Review: Eotvos records Berio's SinfoniaContemporary classical music is complex. Nothing surprising there. I reckon every listener has a different complexity threshold, though; music that is just below a listener's threshold will contain enough layers of meaning to challenge while also giving direct aural satisfaction; music above this line will baffle then frustrate and ultimately alienate the person. My threshold runs directly through the middle of the compositional output of Luciano Berio. For me, roughly half of his music falls beneath it, including: works inspired by older music, including
Folksongs, the folk-inspired
Voci,
Rendering (the un-completion of Schubert's 10th Symphony); and works with a direct, dramatic impact, including the Bassoon, Trumpet, Trombone and Viola
Sequenzas. It's when Berio sounds to me like he is operating out of my reach, and when, no matter how hard I stare at the score, the music still seems impenetrable, that the composer and I part ways.
The masterly
Sinfonia, for orchestra and 8 solo singers, leaves me with mixed feelings. As an undergraduate music student I was obsessed with the piece, exploring every nook and cranny as I tried to make sense of the MADNESS. The work was written with the bright vibratoless sound of the Swingle Singers (who make Bach fugues fabulous fun!) in mind, and draws together a huge range of text and music sources, including Beckett, Mahler, Debussy and Berg, while also addressing issues including the futility of art and the assasination of Martin Luther King. Berio had spent a significant amount of time in New York prior to writing the piece, and put the chaotic sound of the city in to the work.

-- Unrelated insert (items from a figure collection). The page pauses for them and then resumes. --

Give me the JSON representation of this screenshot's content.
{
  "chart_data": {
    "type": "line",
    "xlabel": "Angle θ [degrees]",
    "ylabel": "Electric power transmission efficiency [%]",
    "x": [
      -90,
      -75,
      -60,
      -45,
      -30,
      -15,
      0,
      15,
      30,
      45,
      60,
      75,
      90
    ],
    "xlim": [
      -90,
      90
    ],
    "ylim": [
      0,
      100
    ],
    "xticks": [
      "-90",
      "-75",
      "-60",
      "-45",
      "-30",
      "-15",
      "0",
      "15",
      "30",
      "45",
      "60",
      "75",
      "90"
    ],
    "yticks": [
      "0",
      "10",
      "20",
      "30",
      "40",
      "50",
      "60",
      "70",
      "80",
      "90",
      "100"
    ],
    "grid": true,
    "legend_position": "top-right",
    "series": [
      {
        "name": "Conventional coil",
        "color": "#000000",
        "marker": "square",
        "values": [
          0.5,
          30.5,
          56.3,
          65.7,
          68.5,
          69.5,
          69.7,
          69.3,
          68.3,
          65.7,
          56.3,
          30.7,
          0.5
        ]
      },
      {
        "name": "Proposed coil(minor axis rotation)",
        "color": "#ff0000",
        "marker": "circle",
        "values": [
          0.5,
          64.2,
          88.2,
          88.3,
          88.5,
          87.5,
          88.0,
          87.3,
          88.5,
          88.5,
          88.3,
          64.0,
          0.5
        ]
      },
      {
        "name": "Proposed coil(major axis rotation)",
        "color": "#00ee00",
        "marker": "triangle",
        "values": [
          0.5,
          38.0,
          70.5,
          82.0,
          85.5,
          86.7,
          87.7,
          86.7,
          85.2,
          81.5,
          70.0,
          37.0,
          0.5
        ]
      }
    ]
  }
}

It has been recorded three times before Eotvos' new DG disc, conducted by Berio himself, Pierre Boulez and Riccardo Chailly. The Berio gives great clarity to the work's extensive spoken text, but the orchestral contribution is not always top-notch; you can hear every last glistening orchestral detail in Chailly's searingly dramatic recording, but the singers are often drowned out. It is always exciting to hear a new recording of this hugely complex piece, and Eotvos' new recording with the Gothenburg Symphony (of Sweden) and the London Sinfonietta Voices finds a nice middle ground between these two poles. You can hear more spoken detail than in any previous recording, especially in the third movement, and although it doesn't rival the glorious Concertgebouw in Chailly's recording the orchestral playing has adequate clarity and bite. The piece still bloody irritates me, but every recording sheds light on previously undiscovered beauties in the score.